METRO TESTING + ENGINEERING ROLE:
- Concrete Repairs
- Upgrades on the Cleveland Dam Spillway
Cleveland Dam is a 91 m high concrete dam that sits atop Capilano River Regional Park in North Vancouver. The dam was built in the early 1950’s and boasts an impressive spillway nearing 300 feet that holds back the 670 acre, man-made Capilano Lake, which supplies fresh drinking water to much of the Lower Mainland.
In 2018, Metro Concrete Restoration successfully bid on a $3 million Metro Vancouver Project to repair and upgrade the dam structure; the scope of work includes concrete repairs on the Cleveland Dam Spillway and coating of the training walls.
Work began in April 2018 and will be completed in October 2019 with a project cost of $3 million.
Before work on the project began, the team was on-site to assess the walls and make sure that any unsound or compromised concrete was removed. The team also had to grout and fill individual cracks to ensure a good sub-straight for the various stages of work that was required.
Access to the dam and spillway is just one of many challenges that the team has had to overcome; by partnering with Pacific Ropes, a high angle rope access company, the Metro Concrete Restoration team can access areas on the lower portion of the spillway that are challenging to reach by crane.
Stages 1 and 2 included coating the walls of the spillway with a cementitious waterproofing material, both inside and outsides of the walls. To carry out this work, access was provided via a man-basket from a crane set up on the east side on the viewing platform, and on the dam bridge.

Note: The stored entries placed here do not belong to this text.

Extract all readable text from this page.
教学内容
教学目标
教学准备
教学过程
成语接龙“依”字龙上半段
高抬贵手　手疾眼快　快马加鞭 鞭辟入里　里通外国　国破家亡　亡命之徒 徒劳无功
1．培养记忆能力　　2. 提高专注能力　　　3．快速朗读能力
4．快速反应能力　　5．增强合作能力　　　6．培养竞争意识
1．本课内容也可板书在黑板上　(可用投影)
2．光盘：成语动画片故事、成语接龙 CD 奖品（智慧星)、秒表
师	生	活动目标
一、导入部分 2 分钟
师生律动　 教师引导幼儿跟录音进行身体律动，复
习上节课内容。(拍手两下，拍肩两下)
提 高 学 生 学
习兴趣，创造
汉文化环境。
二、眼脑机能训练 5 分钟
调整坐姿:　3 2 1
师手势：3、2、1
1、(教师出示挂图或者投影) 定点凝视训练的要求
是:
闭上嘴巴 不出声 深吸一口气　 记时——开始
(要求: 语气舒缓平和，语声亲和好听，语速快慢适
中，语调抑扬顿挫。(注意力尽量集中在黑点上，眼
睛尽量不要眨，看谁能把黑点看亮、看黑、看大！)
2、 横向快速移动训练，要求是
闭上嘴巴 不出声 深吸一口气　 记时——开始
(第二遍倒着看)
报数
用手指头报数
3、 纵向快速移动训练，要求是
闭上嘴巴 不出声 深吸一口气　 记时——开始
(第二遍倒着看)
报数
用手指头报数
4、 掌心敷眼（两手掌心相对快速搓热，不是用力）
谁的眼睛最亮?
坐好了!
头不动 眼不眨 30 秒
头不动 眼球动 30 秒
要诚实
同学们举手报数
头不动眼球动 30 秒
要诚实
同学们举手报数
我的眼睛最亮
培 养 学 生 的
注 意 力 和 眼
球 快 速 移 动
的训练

Stage 3, which will be completed in the summer of 2019, includes prepping and patching the larger holes in the spillway to provide a barrier from water accessing the interior of the structure along the construction joints.
Time is also an issue, as repair work on the dam is dependent on lake levels which change with weather and snowpack melt. Some of the repairs have to be carried out when the spillway is uninhibited by water leakage and the goal is to complete this ‘dry’ work during the month of August when lake levels are naturally below the spillway level.
Environmental containment and ensuring that no contaminated water, debris, or construction material ends up in the fish bearing river below the dam is another major challenge and concern with this project. TRI and Metro Testing + Engineering are assisting Metro Concrete Restoration with environmental monitoring to ensure compliance with the Metro Vancouver Environmental Management Plan.